En ce jour de fin janvier, dans une galerie commerciale du centre-ville, le deuxième sidérurgiste mondial a installé de grands panneaux présentant son vaste "projet de production d'acier à basse émission de CO2 sur le site de Dunkerque".

Remplacer le charbon par du gaz naturel, puis par de l'hydrogène, pour réduire et fondre le minerai de fer, construire des fours électriques, capturer et stocker le CO2 excédentaire: en pleine période du populaire carnaval de Dunkerque, il n'est pas facile de capter l'attention du public autour des méga-projets d'infrastructure du plus grand site sidérurgique d'Europe.

Mais dans cette ville portuaire qui détient le record du CO2 en France avec 21% des émissions industrielles du pays, industrie, climat et environnement ont partie liée depuis longtemps. "La mauvaise presse des industries ici ce sont les nuages rouges, les fumées, les nuisances, je les vois de mon balcon. Alors, réduire le CO2, c'est une bonne chose si Arcelor s'attaque enfin au problème", s'exclame Maurice VandeWeghe, retraité.

Pour cette concertation, placée sous l'égide de la Commission nationale du débat public (CNDP), des salariés d'ArcelorMittal et des deux gestionnaires des réseaux de gaz et d'électricité, GRT Gaz et RTE, vont à la rencontre des habitants pour leur expliquer le projet qui va s'étaler sur plusieurs décennies.

« Plus que menacée »

Le sidérurgiste qui exploite trois haut fourneaux à Dunkerque envisage d'y investir 1,4 milliard d'euros pour produire de l'acier sans émettre de CO2 d'ici 2050. Avec une première étape en 2030: les émissions devront avoir baissé de 40% par rapport à 2018.

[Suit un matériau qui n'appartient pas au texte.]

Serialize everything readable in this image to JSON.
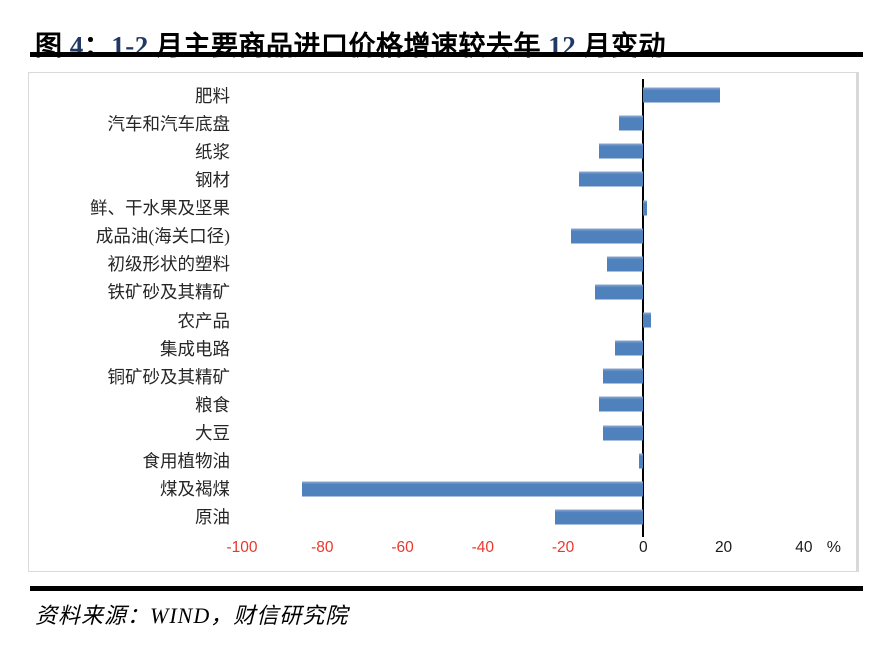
{
  "figure": {
    "title_full": "图 4：1-2 月主要商品进口价格增速较去年 12 月变动",
    "title_segments": [
      {
        "text": "图 ",
        "style": "cjk"
      },
      {
        "text": "4",
        "style": "num"
      },
      {
        "text": "：",
        "style": "cjk"
      },
      {
        "text": "1-2",
        "style": "num"
      },
      {
        "text": " 月主要商品进口价格增速较去年 ",
        "style": "cjk"
      },
      {
        "text": "12",
        "style": "num"
      },
      {
        "text": " 月变动",
        "style": "cjk"
      }
    ],
    "number_color": "#1F3864",
    "text_color": "#000000"
  },
  "chart_data": {
    "type": "bar",
    "orientation": "horizontal",
    "title": "",
    "categories": [
      "肥料",
      "汽车和汽车底盘",
      "纸浆",
      "钢材",
      "鲜、干水果及坚果",
      "成品油(海关口径)",
      "初级形状的塑料",
      "铁矿砂及其精矿",
      "农产品",
      "集成电路",
      "铜矿砂及其精矿",
      "粮食",
      "大豆",
      "食用植物油",
      "煤及褐煤",
      "原油"
    ],
    "values": [
      19,
      -6,
      -11,
      -16,
      1,
      -18,
      -9,
      -12,
      2,
      -7,
      -10,
      -11,
      -10,
      -1,
      -85,
      -22
    ],
    "xticks": [
      -100,
      -80,
      -60,
      -40,
      -20,
      0,
      20,
      40
    ],
    "x_unit": "%",
    "xlim": [
      -101,
      53
    ],
    "grid": false,
    "legend": false,
    "bar_color": "#4F81BD",
    "bar_highlight": "#8FAAD0",
    "tick_color_negative": "#E8382D",
    "tick_color_nonnegative": "#1A1A1A",
    "axis_line_color": "#000000"
  },
  "source": {
    "text": "资料来源：WIND，财信研究院"
  }
}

"Il n'y a jamais eu un investissement aussi fort depuis la création de l'usine" résume Jean-Michel Stievenard, ancien maire de Valenciennes et l'un des deux garants de la sincérité du débat pour la CNDP. "En réunion publique, les gens comprennent que si on n'investit pas, la vie du site est plus que menacée à très court terme" face à la concurrence des pays qui veulent développer une industrie verte, ajoute Thibault Maugenest, un des salariés qui engage la conversation dans la galerie marchande.

Mais comment faire pour y arriver ? Quelles nuisances ? Quels risques ? Les questions se bousculent. Alain Devigne, technico-commercial dans le domaine des équipements de dépollution, se dit "très intéressé" par le sujet, qui rejoint ses propres préoccupations.

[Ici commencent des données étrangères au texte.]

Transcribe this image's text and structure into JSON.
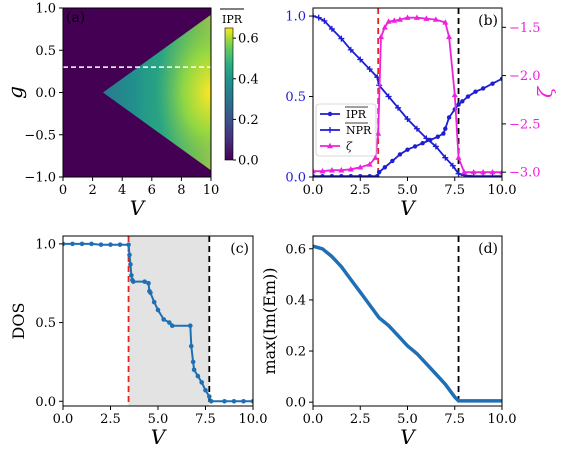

"Ca fait des années que je vois des gouvernements successifs ne rien faire sur le sujet du climat, heureusement que le privé s'y met" affirme-t-il, sans savoir que l'État a promis depuis un an son soutien financier à l'opération, et n'attend plus que le feu vert de Bruxelles.

« Où trouver l'électricité ? »

Si le projet arrive à terme, il ne devrait plus rester en 2027 qu'un seul des hauts fourneaux au charbon en activité, qui assurera 40% de la production d'acier, aux côtés d'une unité de réduction directe (DRI) à base de gaz naturel et de deux fours électriques, qui assureront les 60% restant, explique M. Maugenest.

Un peu plus loin, Claire Crockey, étudiante en lettres modernes âgée de 20 ans, qui traverse la galerie commerciale, s'inquiète des volumes gigantesques d'électricité nécessaires pour mener à bien cette transition industrielle.

"À la fac, beaucoup de pièces ne sont pas chauffées, on nous dit de restreindre nos consommations, où vont-ils trouver toute l'électricité nécessaire?" dit-elle, non loin d'un panneau indiquant que le groupe prévoit de se raccorder en 2030 à un réseau électrique à 400 000 volts au lieu des 225 000 volts actuels.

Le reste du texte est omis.